Entjik mengatakan, angka ini sudah menurun dibandingkan dengan masa lampau. Kondisi naiknya angka penyaluran pindar juga didukung dengan peralihan dari sejumlah konsumen pinjol ilegal ke pindar.
Sementara itu, Direktur Ekonomi Digital Celios Nailul Hudamenilai, besaran bunga pinjol untuk tahun depan perlu disesuaikan dengan kondisi yang akan datang. Menurutnya, angka yang ideal sekarang belum tentu tepat di tahun depan.
Hal ini mengingat besaran bunga merupakan hal yang sensitif bagi berbagai pihak. Selain dari pinjaman itu sendiri, Nailul melihat bahwa bunga fintech P2P Lending juga mesti dipertimbangkan dari sisi investor, baik dari lokal maupun asing.
"Lender itu pasti akan mempertimbangkan investasi lainnya untuk menjadi tempat dia berinvestasi atau portfolio mereka investasi.
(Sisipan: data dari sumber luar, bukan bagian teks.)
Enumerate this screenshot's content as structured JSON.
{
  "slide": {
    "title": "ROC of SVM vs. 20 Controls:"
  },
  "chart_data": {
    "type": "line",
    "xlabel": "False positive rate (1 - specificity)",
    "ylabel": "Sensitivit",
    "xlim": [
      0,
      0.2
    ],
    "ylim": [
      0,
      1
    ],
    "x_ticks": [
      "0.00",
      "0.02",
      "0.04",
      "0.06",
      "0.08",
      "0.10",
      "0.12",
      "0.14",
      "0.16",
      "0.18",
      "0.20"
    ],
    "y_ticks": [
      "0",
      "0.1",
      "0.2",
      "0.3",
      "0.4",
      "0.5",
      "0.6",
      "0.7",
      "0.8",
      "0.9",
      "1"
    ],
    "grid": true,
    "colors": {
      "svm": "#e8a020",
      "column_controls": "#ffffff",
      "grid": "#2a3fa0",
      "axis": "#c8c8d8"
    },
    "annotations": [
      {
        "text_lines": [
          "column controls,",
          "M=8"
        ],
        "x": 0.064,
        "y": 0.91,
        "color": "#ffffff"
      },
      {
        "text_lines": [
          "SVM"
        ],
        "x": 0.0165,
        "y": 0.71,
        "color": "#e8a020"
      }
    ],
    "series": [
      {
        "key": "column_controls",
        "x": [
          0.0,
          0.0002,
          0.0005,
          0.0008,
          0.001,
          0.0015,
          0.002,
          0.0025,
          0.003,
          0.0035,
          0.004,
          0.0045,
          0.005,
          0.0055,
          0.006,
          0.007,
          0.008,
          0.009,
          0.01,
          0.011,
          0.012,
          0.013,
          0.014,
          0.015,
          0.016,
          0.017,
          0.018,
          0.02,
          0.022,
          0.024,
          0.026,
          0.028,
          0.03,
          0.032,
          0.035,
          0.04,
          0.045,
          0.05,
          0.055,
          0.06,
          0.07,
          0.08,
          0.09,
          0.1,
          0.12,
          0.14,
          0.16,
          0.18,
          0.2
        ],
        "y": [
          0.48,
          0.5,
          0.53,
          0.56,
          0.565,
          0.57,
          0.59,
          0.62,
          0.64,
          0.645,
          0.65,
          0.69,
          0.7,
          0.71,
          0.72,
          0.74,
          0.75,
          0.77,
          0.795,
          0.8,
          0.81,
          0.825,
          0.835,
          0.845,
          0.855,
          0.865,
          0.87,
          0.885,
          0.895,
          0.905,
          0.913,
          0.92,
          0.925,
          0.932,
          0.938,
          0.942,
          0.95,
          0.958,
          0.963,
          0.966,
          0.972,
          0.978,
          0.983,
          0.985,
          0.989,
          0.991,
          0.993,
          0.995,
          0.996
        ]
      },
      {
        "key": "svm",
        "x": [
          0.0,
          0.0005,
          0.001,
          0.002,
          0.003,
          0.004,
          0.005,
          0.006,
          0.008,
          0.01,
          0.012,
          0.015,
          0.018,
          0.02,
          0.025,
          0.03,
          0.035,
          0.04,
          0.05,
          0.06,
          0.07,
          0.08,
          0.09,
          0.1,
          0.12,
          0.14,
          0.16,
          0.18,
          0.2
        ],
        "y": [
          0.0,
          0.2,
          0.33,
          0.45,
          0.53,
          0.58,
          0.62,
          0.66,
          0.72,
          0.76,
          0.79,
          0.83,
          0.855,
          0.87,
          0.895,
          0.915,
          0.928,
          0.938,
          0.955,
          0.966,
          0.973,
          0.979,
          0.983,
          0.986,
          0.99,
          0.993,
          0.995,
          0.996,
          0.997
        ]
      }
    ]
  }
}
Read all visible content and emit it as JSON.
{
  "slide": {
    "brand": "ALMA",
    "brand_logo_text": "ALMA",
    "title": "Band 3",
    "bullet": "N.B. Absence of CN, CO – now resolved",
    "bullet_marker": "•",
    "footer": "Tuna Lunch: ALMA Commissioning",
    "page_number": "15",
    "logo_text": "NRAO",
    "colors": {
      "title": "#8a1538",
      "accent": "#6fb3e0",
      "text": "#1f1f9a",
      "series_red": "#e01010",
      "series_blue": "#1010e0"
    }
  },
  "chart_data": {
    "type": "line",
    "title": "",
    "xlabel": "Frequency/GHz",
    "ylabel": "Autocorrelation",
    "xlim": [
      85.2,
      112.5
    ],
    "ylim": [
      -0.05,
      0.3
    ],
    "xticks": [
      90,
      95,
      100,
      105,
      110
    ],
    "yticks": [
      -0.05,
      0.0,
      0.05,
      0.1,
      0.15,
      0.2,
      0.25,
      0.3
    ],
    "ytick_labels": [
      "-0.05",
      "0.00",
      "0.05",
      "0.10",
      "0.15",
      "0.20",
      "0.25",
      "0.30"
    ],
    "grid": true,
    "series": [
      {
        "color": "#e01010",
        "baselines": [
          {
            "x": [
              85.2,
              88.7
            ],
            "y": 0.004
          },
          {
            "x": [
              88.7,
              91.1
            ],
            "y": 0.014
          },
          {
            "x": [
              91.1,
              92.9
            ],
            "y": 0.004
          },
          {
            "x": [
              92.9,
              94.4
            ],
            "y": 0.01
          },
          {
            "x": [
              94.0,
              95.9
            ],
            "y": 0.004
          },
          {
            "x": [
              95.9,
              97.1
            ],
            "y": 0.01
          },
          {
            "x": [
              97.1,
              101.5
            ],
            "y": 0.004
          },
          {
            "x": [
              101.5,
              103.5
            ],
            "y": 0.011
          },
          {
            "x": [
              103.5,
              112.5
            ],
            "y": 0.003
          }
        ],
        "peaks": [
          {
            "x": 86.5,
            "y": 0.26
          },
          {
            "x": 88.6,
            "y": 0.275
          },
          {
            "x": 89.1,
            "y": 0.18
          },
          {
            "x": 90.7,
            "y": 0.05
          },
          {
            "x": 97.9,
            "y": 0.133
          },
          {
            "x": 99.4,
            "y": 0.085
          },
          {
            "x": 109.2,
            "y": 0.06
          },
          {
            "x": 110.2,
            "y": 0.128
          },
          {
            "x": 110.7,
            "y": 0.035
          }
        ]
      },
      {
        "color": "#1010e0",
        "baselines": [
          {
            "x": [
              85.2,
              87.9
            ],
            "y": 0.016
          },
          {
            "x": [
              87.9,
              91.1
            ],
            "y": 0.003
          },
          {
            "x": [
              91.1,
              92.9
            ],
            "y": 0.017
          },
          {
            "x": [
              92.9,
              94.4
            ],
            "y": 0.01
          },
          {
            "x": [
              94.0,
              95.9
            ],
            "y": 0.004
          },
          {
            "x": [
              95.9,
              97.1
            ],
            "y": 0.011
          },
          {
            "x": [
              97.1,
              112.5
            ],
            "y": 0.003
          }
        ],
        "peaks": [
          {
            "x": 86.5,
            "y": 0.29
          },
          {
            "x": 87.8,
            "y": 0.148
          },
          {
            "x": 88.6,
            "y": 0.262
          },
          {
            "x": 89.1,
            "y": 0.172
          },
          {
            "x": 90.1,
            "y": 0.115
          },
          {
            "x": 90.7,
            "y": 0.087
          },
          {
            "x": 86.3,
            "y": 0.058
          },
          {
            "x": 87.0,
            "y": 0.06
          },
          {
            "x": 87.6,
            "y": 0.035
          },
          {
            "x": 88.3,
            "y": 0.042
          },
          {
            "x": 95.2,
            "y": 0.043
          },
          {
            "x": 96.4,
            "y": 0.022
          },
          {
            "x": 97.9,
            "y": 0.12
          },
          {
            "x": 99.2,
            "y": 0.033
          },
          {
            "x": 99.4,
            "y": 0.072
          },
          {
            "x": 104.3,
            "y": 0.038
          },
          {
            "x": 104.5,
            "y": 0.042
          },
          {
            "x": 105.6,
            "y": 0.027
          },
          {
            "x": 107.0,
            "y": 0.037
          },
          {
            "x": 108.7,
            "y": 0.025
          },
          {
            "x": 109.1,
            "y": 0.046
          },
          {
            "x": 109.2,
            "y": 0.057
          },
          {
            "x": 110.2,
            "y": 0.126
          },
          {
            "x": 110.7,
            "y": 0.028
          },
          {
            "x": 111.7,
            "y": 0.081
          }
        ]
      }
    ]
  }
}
Jadi memang sangat kritis sekali. Kalau boleh saya katakan 0,3% itu sudah ideal, tapi belum tentu tahun depan seperti apa," ujar Nailul.
"Karena tahun depan bisa jadi untuk suku bunga Bank Indonesia itu naik tinggi sekali, sehingga orang akan lebih cenderung untuk menanamkan investasinya di SBN ataupun di deposito dan sebagainya. Di sini sangat-sangat kritis sekali untuk bisa menyeimbangkan antara keinginan dari lender dan juga keinginan dari borrower," sambungnya.
Apabila tidak ada pendanaan, lanjut Nailul, maka likuiditas platform pinjol akan berkurang, hingga dapat menyebabkan penyaluran kepada peminjam juga turun. Kondisi tersebut dapat dimanfaatkan untuk rentenir masuk menawarkan opsi pinjamannya.